Portosystemic shunts are abnormal blood vessels that divert blood away from the liver so that the liver isn’t able to process it as it should. When blood bypasses the liver by way of a shunt, the nutrients and waste products carried by that blood cannot be cleaned or processed. Toxins can build up in the bloodstream, and the puppy won’t receive the nutrition it needs to grow and have energy. Such puppies may be unusually small, with poor muscular development and possibly behavioral abnormalities, such as seizures, circling, unresponsiveness, head pressing or just staring into space. These signs are most common within a few hours after a meal, especially a high-protein meal. Your veterinarian can perform tests to diagnose the condition and can outline a special diet and formula that can help. Sometimes surgery is recommended.

Megaesophagus refers to an abnormally enlarged esophagus with impaired ability to push food all the way into the stomach. Dogs with this condition often regurgitate undigested food after eating. Puppies lose weight because food doesn’t get to their stomach. Your veterinarian can diagnose the condition and offer feeding suggestions and treatment options.

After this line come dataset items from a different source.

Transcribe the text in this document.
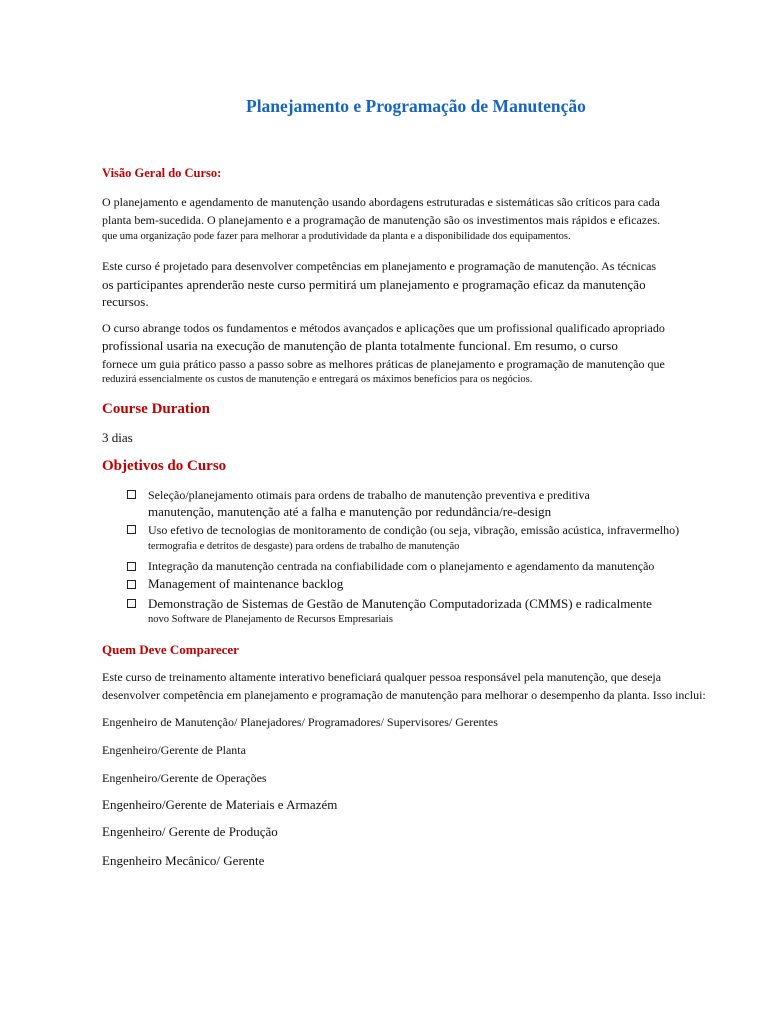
Planejamento e Programação de Manutenção
Visão Geral do Curso:
O planejamento e agendamento de manutenção usando abordagens estruturadas e sistemáticas são críticos para cada
planta bem-sucedida. O planejamento e a programação de manutenção são os investimentos mais rápidos e eficazes.
que uma organização pode fazer para melhorar a produtividade da planta e a disponibilidade dos equipamentos.
Este curso é projetado para desenvolver competências em planejamento e programação de manutenção. As técnicas
os participantes aprenderão neste curso permitirá um planejamento e programação eficaz da manutenção
recursos.
O curso abrange todos os fundamentos e métodos avançados e aplicações que um profissional qualificado apropriado
profissional usaria na execução de manutenção de planta totalmente funcional. Em resumo, o curso
fornece um guia prático passo a passo sobre as melhores práticas de planejamento e programação de manutenção que
reduzirá essencialmente os custos de manutenção e entregará os máximos benefícios para os negócios.
Course Duration
3 dias
Objetivos do Curso
Seleção/planejamento otimais para ordens de trabalho de manutenção preventiva e preditiva
manutenção, manutenção até a falha e manutenção por redundância/re-design
Uso efetivo de tecnologias de monitoramento de condição (ou seja, vibração, emissão acústica, infravermelho)
termografia e detritos de desgaste) para ordens de trabalho de manutenção
Integração da manutenção centrada na confiabilidade com o planejamento e agendamento da manutenção
Management of maintenance backlog
Demonstração de Sistemas de Gestão de Manutenção Computadorizada (CMMS) e radicalmente
novo Software de Planejamento de Recursos Empresariais
Quem Deve Comparecer
Este curso de treinamento altamente interativo beneficiará qualquer pessoa responsável pela manutenção, que deseja
desenvolver competência em planejamento e programação de manutenção para melhorar o desempenho da planta. Isso inclui:
Engenheiro de Manutenção/ Planejadores/ Programadores/ Supervisores/ Gerentes
Engenheiro/Gerente de Planta
Engenheiro/Gerente de Operações
Engenheiro/Gerente de Materiais e Armazém
Engenheiro/ Gerente de Produção
Engenheiro Mecânico/ Gerente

Pancreatic insufficiency may first be noted in puppies. These puppies are unable to properly digest foods because they are lacking certain enzymes. They tend to be thin and undersized, but their abdomen may be bloated. Diarrhea is common, and the stools may be light in color, soft, abnormally smelly and greasy. Puppies with this condition often have a lot of gas. Your veterinarian can make a diagnosis and can prescribe an enzyme supplement to be given with meals. A special diet may also be suggested.

Certain congenital heart defects are often first noticed in puppies. Unless severe, many will be asymptomatic except for a murmur your veterinarian can hear when listening with a stethoscope. If severe, the puppy may grow slowly, fail to thrive, have difficulty breathing and have little energy. Surgery may be curative for some conditions.

Many conditions, if treated early and appropriately, can be managed or cured so that your puppy can live a long and healthy life.